By late 2024, a new PR trend was becoming impossible to ignore: AI search optimization, or AEO. Brands realized that ChatGPT, Perplexity, Claude, and other AI systems were now how many people found information. And those systems cited sources.

This meant press coverage wasn’t just about Google rankings anymore. It was about being the source that an AI system cited when someone asked it a question. A journalist writing an article about PR trends in a major publication now had value in two places: in Google search and as a source for AI answer engines.

This PR trend changed how brands thought about press releases and media pitches. Stories needed to be:

The brands paying attention to this trend in 2024 are seeing the benefits now. They rank higher in AI search results. They get cited more often by AI systems. They reach audiences they didn’t know existed.

Journalist Relationships Went from Nice-to-Have to Essential

One of the most consistent PR trends across 2024 was the return to relationship-based PR. Algorithms were unreliable. Platforms changed constantly. But relationships with journalists? Those compounds.

The teams that treated journalists as colleagues rather than targets, that shared ideas before they had a full pitch ready, that asked for feedback and actually listened: those teams got better coverage and got it faster. They became trusted sources journalists reached out to, not just another email in the inbox.

This trend accelerated the shift toward specialized PR agencies and in-house teams that genuinely knew their beats. A PR person focused solely on enterprise software could build real relationships with the journalists covering that space. Those relationships were worth more than a thousand cold pitches to generic outlets.

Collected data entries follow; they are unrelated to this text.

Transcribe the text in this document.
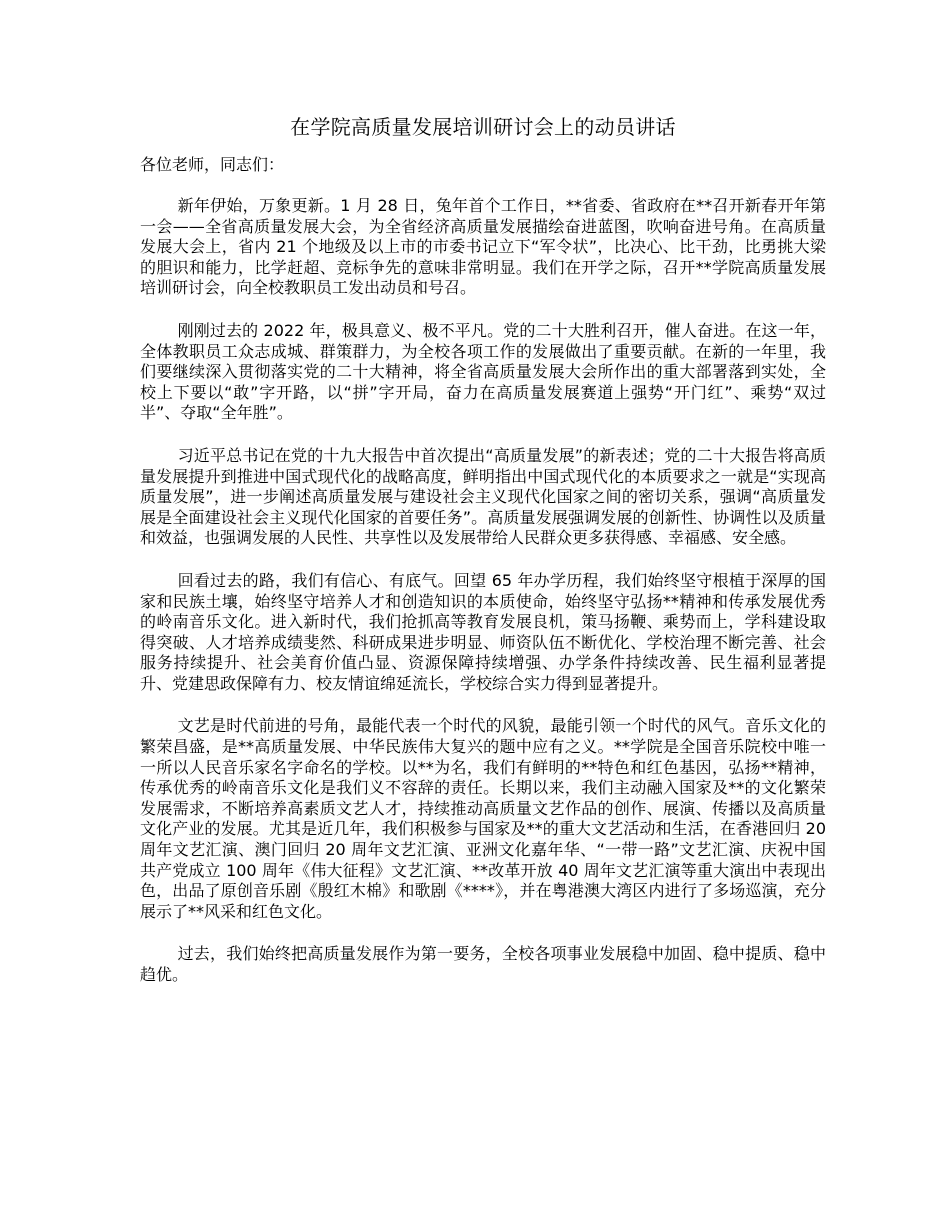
在学院高质量发展培训研讨会上的动员讲话

各位老师，同志们：

新年伊始，万象更新。1 月 28 日，兔年首个工作日，**省委、省政府在**召开新春开年第一会——全省高质量发展大会，为全省经济高质量发展描绘奋进蓝图，吹响奋进号角。在高质量发展大会上，省内 21 个地级及以上市的市委书记立下“军令状”，比决心、比干劲，比勇挑大梁的胆识和能力，比学赶超、竞标争先的意味非常明显。我们在开学之际，召开**学院高质量发展培训研讨会，向全校教职员工发出动员和号召。

刚刚过去的 2022 年，极具意义、极不平凡。党的二十大胜利召开，催人奋进。在这一年，全体教职员工众志成城、群策群力，为全校各项工作的发展做出了重要贡献。在新的一年里，我们要继续深入贯彻落实党的二十大精神，将全省高质量发展大会所作出的重大部署落到实处，全校上下要以“敢”字开路，以“拼”字开局，奋力在高质量发展赛道上强势“开门红”、乘势“双过半”、夺取“全年胜”。

习近平总书记在党的十九大报告中首次提出“高质量发展”的新表述；党的二十大报告将高质量发展提升到推进中国式现代化的战略高度，鲜明指出中国式现代化的本质要求之一就是“实现高质量发展”，进一步阐述高质量发展与建设社会主义现代化国家之间的密切关系，强调“高质量发展是全面建设社会主义现代化国家的首要任务”。高质量发展强调发展的创新性、协调性以及质量和效益，也强调发展的人民性、共享性以及发展带给人民群众更多获得感、幸福感、安全感。

回看过去的路，我们有信心、有底气。回望 65 年办学历程，我们始终坚守根植于深厚的国家和民族土壤，始终坚守培养人才和创造知识的本质使命，始终坚守弘扬**精神和传承发展优秀的岭南音乐文化。进入新时代，我们抢抓高等教育发展良机，策马扬鞭、乘势而上，学科建设取得突破、人才培养成绩斐然、科研成果进步明显、师资队伍不断优化、学校治理不断完善、社会服务持续提升、社会美育价值凸显、资源保障持续增强、办学条件持续改善、民生福利显著提升、党建思政保障有力、校友情谊绵延流长，学校综合实力得到显著提升。

文艺是时代前进的号角，最能代表一个时代的风貌，最能引领一个时代的风气。音乐文化的繁荣昌盛，是**高质量发展、中华民族伟大复兴的题中应有之义。**学院是全国音乐院校中唯一一所以人民音乐家名字命名的学校。以**为名，我们有鲜明的**特色和红色基因，弘扬**精神，传承优秀的岭南音乐文化是我们义不容辞的责任。长期以来，我们主动融入国家及**的文化繁荣发展需求，不断培养高素质文艺人才，持续推动高质量文艺作品的创作、展演、传播以及高质量文化产业的发展。尤其是近几年，我们积极参与国家及**的重大文艺活动和生活，在香港回归 20 周年文艺汇演、澳门回归 20 周年文艺汇演、亚洲文化嘉年华、“一带一路”文艺汇演、庆祝中国共产党成立 100 周年《伟大征程》文艺汇演、**改革开放 40 周年文艺汇演等重大演出中表现出色，出品了原创音乐剧《殷红木棉》和歌剧《****》，并在粤港澳大湾区内进行了多场巡演，充分展示了**风采和红色文化。

过去，我们始终把高质量发展作为第一要务，全校各项事业发展稳中加固、稳中提质、稳中趋优。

What Changed, What Stuck, and What’s Next

Two years out from 2024, the picture is clear. The PR trends that were built on hype alone faded. The ones that solved real problems for journalists, creators, and audiences stuck around and got stronger.

AI didn’t replace PR professionals; it made the good ones more productive and made the mediocre ones obsolete. Data didn’t eliminate opinion, but it raised the bar for what got coverage. Owned media didn’t kill earned media, but it shifted how brands allocated resources and thought about distribution.

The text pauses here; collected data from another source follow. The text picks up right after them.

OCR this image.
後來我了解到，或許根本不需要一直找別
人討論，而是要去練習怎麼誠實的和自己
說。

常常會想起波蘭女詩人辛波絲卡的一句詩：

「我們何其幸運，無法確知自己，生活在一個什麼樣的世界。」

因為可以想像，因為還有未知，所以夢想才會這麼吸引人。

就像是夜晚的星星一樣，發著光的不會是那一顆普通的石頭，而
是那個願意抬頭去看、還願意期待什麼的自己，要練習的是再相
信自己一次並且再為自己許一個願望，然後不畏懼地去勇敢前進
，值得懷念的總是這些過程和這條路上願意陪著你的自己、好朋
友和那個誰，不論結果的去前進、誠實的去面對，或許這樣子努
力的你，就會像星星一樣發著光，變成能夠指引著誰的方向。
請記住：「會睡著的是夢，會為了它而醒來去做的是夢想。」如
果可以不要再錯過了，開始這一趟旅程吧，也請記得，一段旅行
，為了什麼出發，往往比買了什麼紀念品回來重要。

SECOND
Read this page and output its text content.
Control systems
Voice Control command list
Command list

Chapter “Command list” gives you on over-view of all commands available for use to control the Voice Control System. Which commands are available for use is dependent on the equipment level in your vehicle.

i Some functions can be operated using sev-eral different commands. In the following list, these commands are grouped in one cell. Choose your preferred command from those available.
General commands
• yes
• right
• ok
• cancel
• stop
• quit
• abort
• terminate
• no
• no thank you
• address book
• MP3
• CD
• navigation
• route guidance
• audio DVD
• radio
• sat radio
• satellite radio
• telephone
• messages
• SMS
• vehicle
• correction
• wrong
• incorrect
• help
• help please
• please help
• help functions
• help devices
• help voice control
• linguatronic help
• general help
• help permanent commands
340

For brands thinking about PR strategy in 2026, the lesson is simple: chase the trends that align with how people actually find information and make decisions. That was true in 2024. It’s true now. And it will be true when the next wave of change hits the industry.

The PR professionals and brands that win are the ones building strategy on what works, not what’s trendy. The PR trends of 2024 taught that lesson over and over again.